Southwest U.S. News & Notes
Apr 1, 2013 9:00 AM, By The Mix Editors
Senegal Meets Vegas
Senegalese artists Daaja J Family, led by Faada Freddy and N Dongo D (pictured), were in Studio at the Palms in Las Vegas, Studio Y, working with up-and-coming in-house engineer Mark Gray on a new album project.
“Working with the Daaja J Family was incredibly rewarding musically,” Gray says. “The performances were solid but the tracks were recorded in various ‘home’ locations with varying levels of recording expertise, so it took an enormous amount of time to make the tracks sound cohesive from song to song. Luckily, we didn’t have to record any fixes at all so it really was about being patient and weeding through the tracks over time. Ultimately we achieved the sound we were going for, and I’m extremely proud of this record.”
On a Magic Blanket Ride
Located in Mesa, Ariz., Flying Blanket Recording specializes in analog recording and mixing in a completely converted 3,500-square-foot home. Owned by producer/songwriter/musician Bob Hoag, the studio is a two-room facility replete with vintage gear, including guitars, basses, amps, keyboards and drums, as well as a numerous other “weird” instruments.

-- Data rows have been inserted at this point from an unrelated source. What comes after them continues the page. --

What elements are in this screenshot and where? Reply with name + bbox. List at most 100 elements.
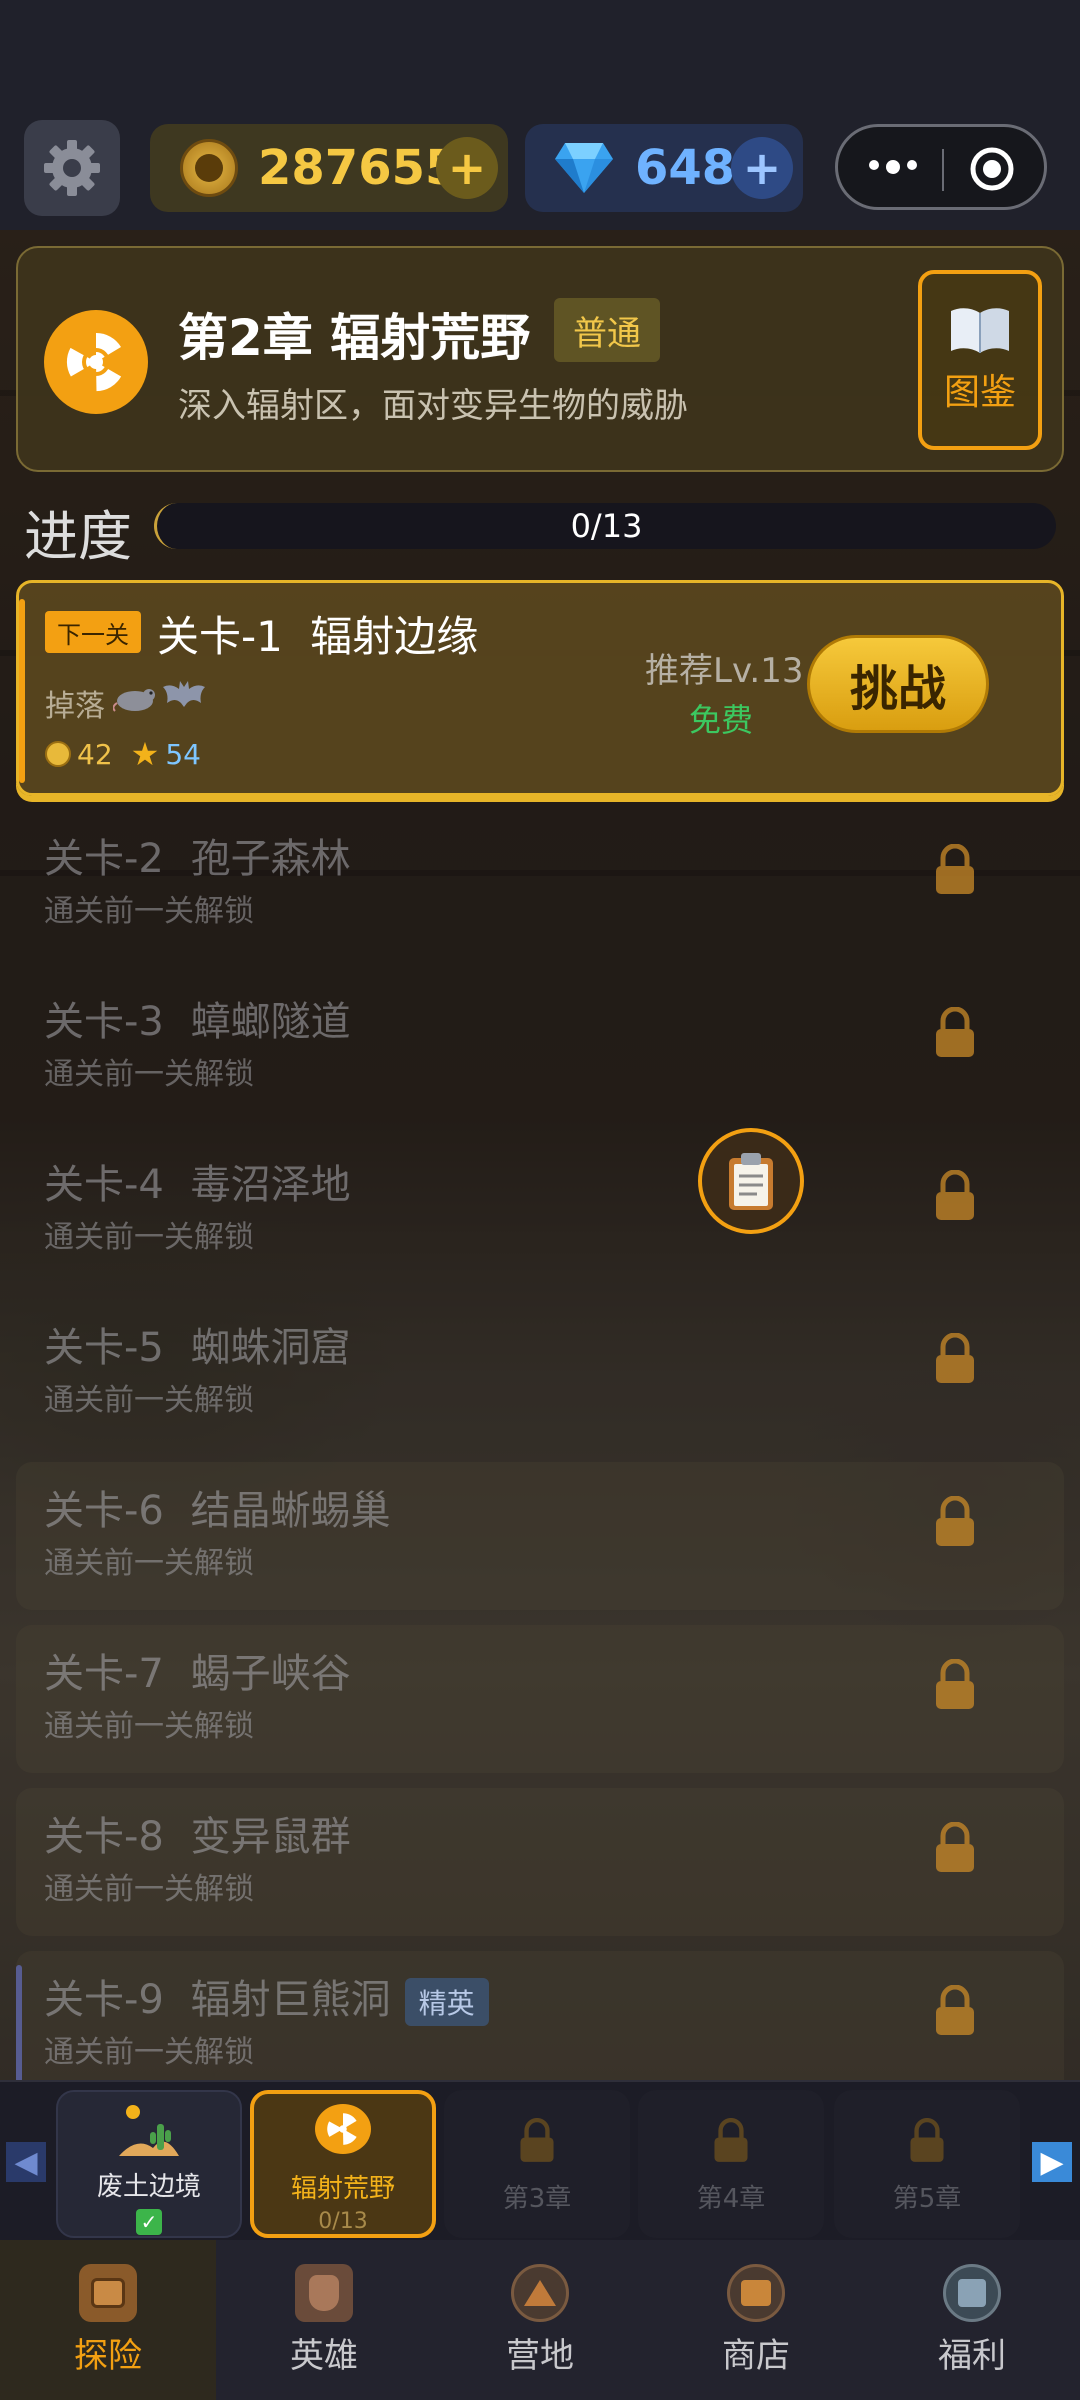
chapter-tab-5[interactable]: 第5章 [834,2090,1020,2238]
chapter-tab-1[interactable]: 废土边境 ✓ [56,2090,242,2246]
codex-label: 图鉴 [943,372,1016,413]
more-options-button[interactable] [858,145,928,189]
stage-row-locked[interactable]: 关卡-4 毒沼泽地通关前一关解锁 [16,1136,1064,1284]
desert-icon [119,2105,179,2156]
challenge-button[interactable]: 挑战 [807,635,989,733]
stage-name-text: 关卡-3 蟑螂隧道 [44,999,351,1045]
radiation-icon [44,310,148,414]
chapter-tab-2[interactable]: 辐射荒野 0/13 [250,2090,436,2238]
chapter-description: 深入辐射区，面对变异生物的威胁 [178,386,688,426]
accent-stripe [19,599,25,783]
unlock-hint: 通关前一关解锁 [44,894,254,929]
nav-heroes[interactable]: 英雄 [216,2240,432,2400]
nav-camp[interactable]: 营地 [432,2240,648,2400]
check-icon: ✓ [136,2209,162,2235]
stage-name-text: 关卡-9 辐射巨熊洞 [44,1977,391,2023]
coin-icon [180,139,238,197]
add-coins-button[interactable]: + [436,137,498,199]
lock-icon [932,1658,978,1715]
progress-value: 0/13 [570,507,643,545]
drop-label: 掉落 [45,689,105,724]
nav-label: 福利 [938,2335,1006,2376]
stage-row-locked[interactable]: 关卡-6 结晶蜥蜴巢通关前一关解锁 [16,1462,1064,1610]
coin-counter: 287655 + [150,124,508,212]
difficulty-badge: 普通 [554,298,660,362]
lock-icon [932,1332,978,1389]
unlock-hint: 通关前一关解锁 [44,1220,254,1255]
nav-label: 营地 [506,2335,574,2376]
chapter-next-button[interactable]: ▶ [1032,2142,1072,2182]
stage-row-locked[interactable]: 关卡-9 辐射巨熊洞 精英通关前一关解锁 [16,1951,1064,2099]
stage-name: 关卡-6 结晶蜥蜴巢 [44,1478,391,1536]
stage-name: 关卡-9 辐射巨熊洞 精英 [44,1967,489,2026]
nav-explore[interactable]: 探险 [0,2240,216,2400]
unlock-hint: 通关前一关解锁 [44,2035,254,2070]
chapter-tab-3[interactable]: 第3章 [444,2090,630,2238]
close-miniprogram-button[interactable] [968,145,1016,193]
chapter-tab-4[interactable]: 第4章 [638,2090,824,2238]
stage-name-text: 关卡-5 蜘蛛洞窟 [44,1325,351,1371]
nav-shop[interactable]: 商店 [648,2240,864,2400]
stage-name: 关卡-8 变异鼠群 [44,1804,351,1862]
elite-badge: 精英 [404,1978,489,2026]
hero-icon [295,2263,353,2322]
reward-line: 42 ★ 54 [45,735,201,773]
lock-icon [932,1821,978,1878]
stage-name: 关卡-7 蝎子峡谷 [44,1641,351,1699]
stage-row-locked[interactable]: 关卡-5 蜘蛛洞窟通关前一关解锁 [16,1299,1064,1447]
unlock-hint: 通关前一关解锁 [44,1546,254,1581]
gift-icon [943,2263,1001,2322]
backpack-icon [79,2263,137,2322]
lock-icon [932,1495,978,1552]
stage-card-current[interactable]: 下一关 关卡-1 辐射边缘 掉落 42 ★ 54 推荐Lv.13 免费 挑战 [16,580,1064,796]
chapter-prev-button[interactable]: ◀ [6,2142,46,2182]
diamond-icon [555,143,613,193]
settings-button[interactable] [24,120,120,216]
chapter-tab-label: 废土边境 [96,2172,201,2202]
lock-icon [932,1169,978,1226]
stage-row-locked[interactable]: 关卡-8 变异鼠群通关前一关解锁 [16,1788,1064,1936]
gem-counter: 648 + [525,124,803,212]
rat-icon [112,679,159,717]
stage-name-text: 关卡-6 结晶蜥蜴巢 [44,1488,391,1534]
unlock-hint: 通关前一关解锁 [44,1872,254,1907]
stage-name: 关卡-2 孢子森林 [44,826,351,884]
chapter-card: 第2章 辐射荒野 普通 深入辐射区，面对变异生物的威胁 图鉴 [16,246,1064,472]
codex-button[interactable]: 图鉴 [918,270,1042,450]
stage-row-locked[interactable]: 关卡-3 蟑螂隧道 通关前一关解锁 [16,973,1064,1121]
unlock-hint: 通关前一关解锁 [44,1709,254,1744]
bottom-nav: 探险 英雄 营地 商店 福利 [0,2240,1080,2400]
star-icon: ★ [130,735,160,773]
coin-reward: 42 [77,737,113,771]
nav-label: 探险 [74,2335,142,2376]
stage-row-locked[interactable]: 关卡-2 孢子森林通关前一关解锁 [16,810,1064,958]
chapter-title: 第2章 辐射荒野 [178,309,531,367]
stage-cost: 免费 [689,701,754,739]
stage-name: 关卡-1 辐射边缘 [157,612,479,661]
capsule-divider [942,149,944,191]
camp-icon [511,2263,569,2322]
stage-name: 关卡-4 毒沼泽地 [44,1152,351,1210]
shop-icon [727,2263,785,2322]
progress-bar: 0/13 [154,503,1056,549]
progress-label: 进度 [24,505,132,568]
next-stage-tag: 下一关 [45,611,141,653]
chapter-tab-label: 第3章 [502,2184,572,2214]
lock-icon [932,843,978,900]
coin-amount: 287655 [258,140,459,196]
target-icon [970,147,1014,191]
stage-name-text: 关卡-7 蝎子峡谷 [44,1651,351,1697]
add-gems-button[interactable]: + [731,137,793,199]
task-button[interactable] [698,1128,804,1234]
unlock-hint: 通关前一关解锁 [44,1383,254,1418]
nav-label: 商店 [722,2335,790,2376]
stage-name-text: 关卡-4 毒沼泽地 [44,1162,351,1208]
nav-welfare[interactable]: 福利 [864,2240,1080,2400]
top-bar: 287655 + 648 + [0,0,1080,230]
lock-icon [711,2118,751,2168]
radiation-icon [315,2104,371,2154]
gem-amount: 648 [635,140,736,196]
chapter-tab-label: 辐射荒野 [290,2174,395,2204]
stage-row-locked[interactable]: 关卡-7 蝎子峡谷通关前一关解锁 [16,1625,1064,1773]
miniprogram-capsule [835,124,1047,210]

Though the studio focuses on analog, both rooms are also equipped with Pro Tools HD 3 Accel.
Studio A has a 1978 Neve Custom 8078 console, plus five channels of Neve 1079s, a Studer 800 2-inch 24-track analog tape machine and an Ampex ATR-102 ½-inch mixdown tape machine. There are also three live rooms for Studio A—a large one (Huerta Room) with 15-foot ceilings and vintage oak floors; a medium one (Rincon Room, pictured) with 9-foot ceilings and vintage oak floors; and a smaller, dead isolation hallway. Additionally, Studio A houses a large collection of guitars, amps, and drums (mostly vintage), as well as two vintage pianos and a Yahama electric piano.
Studio B (Reposa Room) is fully equipped with a late ’70s, hand-wired Amek 2500 36-channel console and additional vintage and new outboard gear. The small live room has vintage oak floors, and was designed to sound like a much larger room—great for smaller overdub and voiceover projects.